Since we still haven't caught the paper, Kingsfield returns.
It's taken me all day to get though this issue of the carnival of legal blogging. While I'd like to say that that's because this week's edition is particularly rich in links, it's mostly because its Socratic method format had me curled up under my chair, whimpering from the flood of law school flashbacks. At any rate, highlights this week include accounting for children's gender-identity issues in custody arrangements, avoiding bar fights by driving drunk, and engaging in legally-risky behaviors -- like forwarding an e-mail.
Finally, we'll enjoy a little Legal Sanity next week when Arnie Herz hosts Blawg Review #108. Of course by noting that, I didn't mean to imply in any way that Professor Kingsfield was anything less than well-adjusted this week.
Please don't call on me. Please don't call on me. Please don't call on me . . . .
04 May 2007
TGIS: Thank God It's Schadenfreude! (113)
Villagers at a wedding in eastern India decided the groom had arrived too drunk to get married, and so the bride married the groom's more sober brother instead, police said Monday.
"The groom was drunk and had reportedly misbehaved with guests when the bride's family and local villagers chased him away," Madho Singh, a senior police officer told Reuters after Sunday's marriage in a village in Bihar state's Arwal district.
The younger brother readily agreed to take the groom's place beside the teenage bride at her family's invitation, witnesses said.
"The groom apologized for his behavior, but has been crying that word will spread and he will never get a bride again," Singh said by phone.
[Previous TGIS]
01 May 2007
Rebranding May Day
On Loyalty Day, we celebrate the blessings of freedom and remember our responsibility to continue our legacy of liberty.
Our Nation has never been united simply by blood, birth, or soil, but instead has always been united by the ideals that move us beyond our background and teach us what it means to be Americans. We believe deeply in freedom and self-government, values embodied in our cherished documents and defended by our troops over the course of generations.

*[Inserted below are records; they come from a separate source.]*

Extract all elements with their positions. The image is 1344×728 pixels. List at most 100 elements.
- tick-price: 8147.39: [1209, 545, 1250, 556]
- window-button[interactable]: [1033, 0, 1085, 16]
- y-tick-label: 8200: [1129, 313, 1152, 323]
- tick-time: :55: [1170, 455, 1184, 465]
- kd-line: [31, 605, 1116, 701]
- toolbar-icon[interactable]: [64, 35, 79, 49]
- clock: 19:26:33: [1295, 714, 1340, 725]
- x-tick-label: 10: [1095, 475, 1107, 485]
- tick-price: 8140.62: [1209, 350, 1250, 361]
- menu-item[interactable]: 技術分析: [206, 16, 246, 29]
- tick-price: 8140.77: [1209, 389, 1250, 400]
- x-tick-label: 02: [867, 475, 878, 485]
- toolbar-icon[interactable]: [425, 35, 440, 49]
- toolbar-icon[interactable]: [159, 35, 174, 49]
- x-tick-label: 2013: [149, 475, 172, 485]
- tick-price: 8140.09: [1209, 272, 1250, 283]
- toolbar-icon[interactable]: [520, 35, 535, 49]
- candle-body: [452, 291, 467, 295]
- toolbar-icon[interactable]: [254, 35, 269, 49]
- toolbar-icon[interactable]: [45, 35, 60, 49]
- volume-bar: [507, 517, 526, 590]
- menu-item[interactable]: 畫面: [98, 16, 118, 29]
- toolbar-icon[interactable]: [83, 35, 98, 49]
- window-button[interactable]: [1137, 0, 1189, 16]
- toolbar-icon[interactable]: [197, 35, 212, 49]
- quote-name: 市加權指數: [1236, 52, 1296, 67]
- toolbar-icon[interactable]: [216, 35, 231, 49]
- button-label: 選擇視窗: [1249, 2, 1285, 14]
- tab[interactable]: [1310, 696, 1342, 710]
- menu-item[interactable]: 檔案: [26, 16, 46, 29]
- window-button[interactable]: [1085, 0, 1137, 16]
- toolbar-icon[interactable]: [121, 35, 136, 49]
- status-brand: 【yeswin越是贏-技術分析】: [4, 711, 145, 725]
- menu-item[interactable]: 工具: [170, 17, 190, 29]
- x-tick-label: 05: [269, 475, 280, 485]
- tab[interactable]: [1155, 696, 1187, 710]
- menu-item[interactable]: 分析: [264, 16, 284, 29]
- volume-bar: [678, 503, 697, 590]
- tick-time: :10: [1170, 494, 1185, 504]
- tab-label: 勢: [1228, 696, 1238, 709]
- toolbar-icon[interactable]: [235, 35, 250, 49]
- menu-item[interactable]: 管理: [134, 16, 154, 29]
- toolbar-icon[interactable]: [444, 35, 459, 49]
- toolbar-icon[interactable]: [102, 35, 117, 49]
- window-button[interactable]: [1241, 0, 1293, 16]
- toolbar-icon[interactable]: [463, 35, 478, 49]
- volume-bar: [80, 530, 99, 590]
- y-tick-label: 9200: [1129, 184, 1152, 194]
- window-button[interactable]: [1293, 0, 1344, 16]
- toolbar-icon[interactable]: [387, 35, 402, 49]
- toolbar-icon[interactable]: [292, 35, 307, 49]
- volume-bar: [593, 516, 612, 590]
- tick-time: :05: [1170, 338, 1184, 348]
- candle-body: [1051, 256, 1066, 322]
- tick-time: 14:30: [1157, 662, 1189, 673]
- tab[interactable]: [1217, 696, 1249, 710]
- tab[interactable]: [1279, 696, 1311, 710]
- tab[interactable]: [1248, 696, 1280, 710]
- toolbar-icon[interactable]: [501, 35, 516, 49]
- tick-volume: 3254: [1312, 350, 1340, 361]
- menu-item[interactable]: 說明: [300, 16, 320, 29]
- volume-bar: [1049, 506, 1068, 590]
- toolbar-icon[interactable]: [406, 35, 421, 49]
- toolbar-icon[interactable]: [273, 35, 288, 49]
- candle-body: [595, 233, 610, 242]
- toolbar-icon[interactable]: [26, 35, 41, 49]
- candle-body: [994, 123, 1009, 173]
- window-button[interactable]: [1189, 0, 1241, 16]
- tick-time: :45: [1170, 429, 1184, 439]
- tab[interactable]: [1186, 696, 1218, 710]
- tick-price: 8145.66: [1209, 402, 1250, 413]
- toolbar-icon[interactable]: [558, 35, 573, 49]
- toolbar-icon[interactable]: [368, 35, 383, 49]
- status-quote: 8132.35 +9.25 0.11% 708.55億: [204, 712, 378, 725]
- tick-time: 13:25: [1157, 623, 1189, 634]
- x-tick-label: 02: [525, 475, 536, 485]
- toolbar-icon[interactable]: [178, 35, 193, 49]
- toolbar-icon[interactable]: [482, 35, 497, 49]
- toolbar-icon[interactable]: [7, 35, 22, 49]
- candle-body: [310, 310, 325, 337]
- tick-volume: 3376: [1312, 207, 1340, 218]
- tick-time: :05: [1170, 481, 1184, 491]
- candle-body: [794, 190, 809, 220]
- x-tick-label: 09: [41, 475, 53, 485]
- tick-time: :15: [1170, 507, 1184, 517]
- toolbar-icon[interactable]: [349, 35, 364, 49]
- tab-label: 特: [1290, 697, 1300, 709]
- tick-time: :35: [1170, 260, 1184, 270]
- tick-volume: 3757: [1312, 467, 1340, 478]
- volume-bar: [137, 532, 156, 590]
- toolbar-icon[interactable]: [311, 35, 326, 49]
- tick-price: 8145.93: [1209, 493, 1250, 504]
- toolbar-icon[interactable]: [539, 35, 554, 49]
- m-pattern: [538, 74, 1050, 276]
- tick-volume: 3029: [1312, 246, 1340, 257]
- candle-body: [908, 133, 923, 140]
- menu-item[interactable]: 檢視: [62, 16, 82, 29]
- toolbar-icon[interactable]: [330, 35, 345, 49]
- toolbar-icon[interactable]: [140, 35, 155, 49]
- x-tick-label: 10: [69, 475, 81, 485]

No, thanks; I love the Fourth of July as much as the next fellow, but I don't need two of them per year. Moreover, what's with that name? Is it the administration's intention to remind us of the loyalty oaths required of so many during the heyday of the Red Scare? I much prefer Ilya Somin's suggestion:
I suggest that we instead use it as a day to commemorate those regimes' millions of victims. The authoritative Black Book of Communism estimates the total at 80 to 100 million dead, greater than that caused by all other twentieth century tyrannies combined. We appropriately have a Holocaust Memorial Day. It is equally appropriate to commemorate the victims of the twentieth century's other great totalitarian tyranny. And May Day is the most fitting day to do so. I suggest that May Day be turned into Victims of Communism Day.
Now there's a Hallmark holiday if ever there was one!